Baseball Trip Planner: Best Place To Stay

Posted by Kurt Smith on Wednesday, November 9, 2011

People have asked me why I don’t include hotel information in Ballpark E-Guides, other than to suggest an area that might make the trip easier for whatever reason, or one that offers a shuttle to the ballpark.

The short answer is that there are hundreds of hotels in each major city, people have different tastes and needs when it comes to their stay, and there would be tons of opinions and such to pore through. The shorter answer is: I don’t have the time.

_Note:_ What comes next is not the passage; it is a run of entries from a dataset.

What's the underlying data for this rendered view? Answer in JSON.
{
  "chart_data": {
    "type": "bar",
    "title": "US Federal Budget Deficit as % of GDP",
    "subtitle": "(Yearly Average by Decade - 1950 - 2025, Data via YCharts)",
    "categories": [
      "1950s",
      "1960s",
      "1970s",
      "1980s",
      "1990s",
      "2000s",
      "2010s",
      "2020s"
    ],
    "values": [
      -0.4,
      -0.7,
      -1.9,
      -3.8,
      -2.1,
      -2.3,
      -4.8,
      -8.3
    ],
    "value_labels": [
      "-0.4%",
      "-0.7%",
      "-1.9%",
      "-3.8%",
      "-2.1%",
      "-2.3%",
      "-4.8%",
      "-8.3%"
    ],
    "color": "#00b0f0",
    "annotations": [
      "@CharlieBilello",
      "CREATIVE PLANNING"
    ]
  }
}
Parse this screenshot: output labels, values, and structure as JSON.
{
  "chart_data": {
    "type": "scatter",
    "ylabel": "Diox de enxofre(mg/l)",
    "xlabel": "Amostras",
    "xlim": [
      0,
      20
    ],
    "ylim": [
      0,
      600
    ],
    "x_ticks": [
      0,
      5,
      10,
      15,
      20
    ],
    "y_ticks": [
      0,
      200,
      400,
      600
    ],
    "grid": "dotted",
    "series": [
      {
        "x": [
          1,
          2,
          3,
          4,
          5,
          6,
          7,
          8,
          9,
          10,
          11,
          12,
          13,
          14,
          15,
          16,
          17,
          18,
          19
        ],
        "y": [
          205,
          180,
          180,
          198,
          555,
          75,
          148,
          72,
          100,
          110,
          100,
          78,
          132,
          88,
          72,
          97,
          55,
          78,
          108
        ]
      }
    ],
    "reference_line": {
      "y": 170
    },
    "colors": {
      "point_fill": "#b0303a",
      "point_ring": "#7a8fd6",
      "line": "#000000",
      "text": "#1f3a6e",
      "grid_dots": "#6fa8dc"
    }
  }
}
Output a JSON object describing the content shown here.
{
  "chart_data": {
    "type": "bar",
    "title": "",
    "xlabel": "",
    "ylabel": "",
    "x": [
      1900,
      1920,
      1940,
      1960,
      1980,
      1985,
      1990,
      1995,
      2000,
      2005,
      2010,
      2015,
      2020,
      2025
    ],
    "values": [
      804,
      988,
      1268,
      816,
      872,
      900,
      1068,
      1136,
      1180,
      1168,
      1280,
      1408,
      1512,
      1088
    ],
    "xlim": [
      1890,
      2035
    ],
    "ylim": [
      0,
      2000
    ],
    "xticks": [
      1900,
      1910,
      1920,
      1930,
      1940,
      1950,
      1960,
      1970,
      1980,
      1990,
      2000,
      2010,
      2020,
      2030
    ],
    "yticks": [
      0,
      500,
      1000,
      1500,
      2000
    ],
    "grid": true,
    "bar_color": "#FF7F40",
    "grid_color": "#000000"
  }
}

Besides, I have one piece of advice alone for finding hotels on a trip: use Hotwire. I know people swear by Priceline and I’m not knocking it, but to me nothing beats getting a deal and knowing that this is as good an offer out there. I don’t care about not knowing which hotel it is, I’ve usually never been there anyway. I consistently get great prices on Hotwire, and it’s the only site I use.

But coming from a recent trip that took Ballpark E-Guides on a research mission through Atlanta and Tampa Bay and their ballparks, I’ve been noticing that I’ve been consistently staying near the airport just about everywhere I go these days. And, even though that’s sort of happened by default, it turns out this is a smart idea for a baseball road tripper.

Near the airport is often the best place to stay for several reasons:

1) Hotels near the airport are, by definition, near the airport, and won’t require a car to get to for people flying into the city. Generally, they will be near great and easy-to-get-to restaurants too; most 3-star and above hotels will have a quality eatery on the premises.

2) Airport hotels are generally cheaper than downtown hotels, not just because the downtown hotels have a higher overhead but also because you will not likely have to pay for parking at an airport hotel. Downtown hotels can charge a ridiculous parking rate. Adding the cost of parking to a night’s stay is a ripoff.

3) Airport hotels are generally outside of the city, where a road tripper can access easily and then get rolling afterwards without fighting their way through city traffic.

4) And the best reason: the airport of a major city is nearly always located near public transportation that will drop you off right at the ballpark in one or two rides, and most hotels provide a shuttle that will get you to the airport. Generally, but not always, the airport rail lines run all night.

In Baltimore for example, the BWI airport is at the southern end of the MTA Light Rail line, which puts riders right at Camden Yards’ front door. In Atlanta, Hartsfield International is at the southern end of the MARTA Red/Yellow rail lines, which take riders to the Five Points Station and the Braves Shuttle to Turner Field. In Philadelphia, the SEPTA Regional Rail Airport line goes from PHL to the Suburban Station in the city, from which the Broad Street Subway takes riders to Citizens Bank Park.

The only exceptions to this rule are cities where public transportation is hard to come by, like in Tampa Bay or Detroit. These two areas have few trains to speak of, and most buses don’t run late enough to get you back. But in most cities like this it isn’t difficult to drive to the ballpark.

The only drawback to staying at the airport is occasional plane noise; most places are soundproofed fairly well but airplanes are still loud. I’ve found that it’s kind of white noise after a while; honestly it’s kind of like the train in the Blues Brothers: they go by so often you won’t even notice it.

So if you’re asking me what the best place to stay for a ballgame in Chicago, St. Louis, Cleveland or Boston is, my answer is: beats me. But for best results, use Hotwire and stay near the airport.